Of course, he doesn't really. He just grows out of it. And that's the message of Thumbsucker, which perpetually revises our perceptions until we realize that both the kids and the adults are all right. The acting is quite fine -- how did Mills ever get Vaughn and D'Onofrio to leave their ticks at home? -- and the quietly impressive newcomer Lou Pucci, who plays Justin, has a major Johnny Depp thing going on: He looks and articulates just like Depp did 20-some years ago.

 

The thumb-sucking plot of Thumbsucker really occupies only the early part of Mills' story, and we're never proffered a convincing explanation for why Justin does it.

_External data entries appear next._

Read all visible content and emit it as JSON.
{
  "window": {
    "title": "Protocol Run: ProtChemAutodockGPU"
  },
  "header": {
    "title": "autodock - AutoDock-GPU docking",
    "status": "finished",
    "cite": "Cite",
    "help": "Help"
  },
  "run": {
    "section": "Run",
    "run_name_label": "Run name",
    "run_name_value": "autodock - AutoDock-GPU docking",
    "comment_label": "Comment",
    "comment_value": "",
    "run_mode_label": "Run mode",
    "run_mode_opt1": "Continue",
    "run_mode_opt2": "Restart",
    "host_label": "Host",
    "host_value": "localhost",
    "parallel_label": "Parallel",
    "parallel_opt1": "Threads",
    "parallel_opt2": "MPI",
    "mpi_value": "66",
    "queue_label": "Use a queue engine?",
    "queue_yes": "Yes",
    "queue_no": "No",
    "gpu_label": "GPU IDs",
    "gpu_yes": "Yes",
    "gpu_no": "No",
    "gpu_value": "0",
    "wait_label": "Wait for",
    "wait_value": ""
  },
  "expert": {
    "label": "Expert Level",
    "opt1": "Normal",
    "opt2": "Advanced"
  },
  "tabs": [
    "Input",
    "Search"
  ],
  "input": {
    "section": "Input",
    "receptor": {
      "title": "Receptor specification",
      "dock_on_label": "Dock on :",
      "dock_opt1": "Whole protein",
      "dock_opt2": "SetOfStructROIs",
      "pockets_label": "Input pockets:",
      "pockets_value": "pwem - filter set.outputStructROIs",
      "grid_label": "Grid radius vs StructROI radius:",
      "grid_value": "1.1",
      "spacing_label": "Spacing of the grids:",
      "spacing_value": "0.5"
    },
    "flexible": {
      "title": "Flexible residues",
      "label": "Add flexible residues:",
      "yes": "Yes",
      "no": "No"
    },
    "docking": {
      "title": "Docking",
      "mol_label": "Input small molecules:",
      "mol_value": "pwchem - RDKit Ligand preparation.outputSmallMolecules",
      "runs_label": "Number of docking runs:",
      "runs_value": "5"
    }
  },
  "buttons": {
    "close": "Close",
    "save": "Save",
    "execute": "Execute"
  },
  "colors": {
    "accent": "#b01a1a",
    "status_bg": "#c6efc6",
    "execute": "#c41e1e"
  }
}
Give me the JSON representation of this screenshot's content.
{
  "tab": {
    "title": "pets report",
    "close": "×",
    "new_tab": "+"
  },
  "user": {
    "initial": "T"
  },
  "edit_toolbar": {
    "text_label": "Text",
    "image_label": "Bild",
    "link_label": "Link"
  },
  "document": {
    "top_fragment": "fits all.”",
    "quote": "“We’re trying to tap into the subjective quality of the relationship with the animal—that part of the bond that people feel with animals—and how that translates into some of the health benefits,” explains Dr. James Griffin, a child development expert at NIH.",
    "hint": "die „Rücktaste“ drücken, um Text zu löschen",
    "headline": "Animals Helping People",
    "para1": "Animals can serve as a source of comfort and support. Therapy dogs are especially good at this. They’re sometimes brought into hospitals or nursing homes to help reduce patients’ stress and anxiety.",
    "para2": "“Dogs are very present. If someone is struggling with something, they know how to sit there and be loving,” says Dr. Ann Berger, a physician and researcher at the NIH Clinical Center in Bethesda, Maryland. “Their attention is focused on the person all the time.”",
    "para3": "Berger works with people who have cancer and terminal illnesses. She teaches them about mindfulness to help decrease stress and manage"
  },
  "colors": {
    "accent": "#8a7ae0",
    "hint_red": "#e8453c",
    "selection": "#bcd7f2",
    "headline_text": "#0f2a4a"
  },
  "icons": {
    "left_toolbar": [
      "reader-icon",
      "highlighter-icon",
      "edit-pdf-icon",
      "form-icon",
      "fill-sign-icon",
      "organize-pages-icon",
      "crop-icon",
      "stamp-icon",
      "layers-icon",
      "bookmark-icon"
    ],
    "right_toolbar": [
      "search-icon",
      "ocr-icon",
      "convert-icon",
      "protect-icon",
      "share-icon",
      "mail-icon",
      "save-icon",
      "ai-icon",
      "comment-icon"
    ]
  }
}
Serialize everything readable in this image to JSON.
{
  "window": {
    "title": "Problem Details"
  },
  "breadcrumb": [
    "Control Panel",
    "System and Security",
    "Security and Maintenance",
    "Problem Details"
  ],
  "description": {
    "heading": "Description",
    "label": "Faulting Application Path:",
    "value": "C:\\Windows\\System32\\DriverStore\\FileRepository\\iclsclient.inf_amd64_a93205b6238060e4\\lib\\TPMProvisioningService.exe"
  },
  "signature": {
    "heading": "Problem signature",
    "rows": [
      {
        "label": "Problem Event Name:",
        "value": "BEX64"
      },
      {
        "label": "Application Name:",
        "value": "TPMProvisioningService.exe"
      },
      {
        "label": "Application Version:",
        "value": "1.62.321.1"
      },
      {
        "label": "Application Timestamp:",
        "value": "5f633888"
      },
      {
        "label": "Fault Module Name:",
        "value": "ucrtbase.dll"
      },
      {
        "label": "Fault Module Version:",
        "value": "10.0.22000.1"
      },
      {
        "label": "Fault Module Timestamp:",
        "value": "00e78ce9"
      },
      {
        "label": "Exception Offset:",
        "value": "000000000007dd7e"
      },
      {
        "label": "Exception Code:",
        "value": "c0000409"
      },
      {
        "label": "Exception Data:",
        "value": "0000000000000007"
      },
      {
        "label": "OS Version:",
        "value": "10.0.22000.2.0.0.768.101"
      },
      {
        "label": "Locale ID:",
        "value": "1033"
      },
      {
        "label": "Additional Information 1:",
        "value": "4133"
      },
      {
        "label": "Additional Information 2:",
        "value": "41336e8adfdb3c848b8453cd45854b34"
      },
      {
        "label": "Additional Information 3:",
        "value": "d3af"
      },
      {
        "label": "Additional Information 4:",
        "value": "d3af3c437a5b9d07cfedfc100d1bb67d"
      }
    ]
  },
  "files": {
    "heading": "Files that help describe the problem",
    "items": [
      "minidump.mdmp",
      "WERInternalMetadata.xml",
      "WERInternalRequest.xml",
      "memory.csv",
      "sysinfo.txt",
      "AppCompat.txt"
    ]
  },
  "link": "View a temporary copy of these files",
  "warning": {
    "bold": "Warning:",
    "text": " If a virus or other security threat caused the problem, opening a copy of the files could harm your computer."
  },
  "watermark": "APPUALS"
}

His dentist, who's tired of treating his overbite, has a theory: It's a natural replacement for the immutable pleasure of his mother's breast. "Some dumb babysitter holds your mouth shut so she can watch her soap operas," says Perry -- Justin calls everyone, including his parents, by their first names (they insist on it) --  "then you wonder why you can't stay married." This isn't quite typical of Mills' dialogue, but his lean screenplay is often very wryly humored, and especially good at stopping before people say too much.

 

Thumbsucker is a lovely little movie, intelligent and entertaining, at times a gentle satire on the things we witness, and at other times rather skeptical about what's right and what's wrong. We can credit its intriguing duality to a filmmaker who isn't afraid to challenge us with an unreliable narrator, and to a character whose point of view finds a comfortable clarity right before our eyes.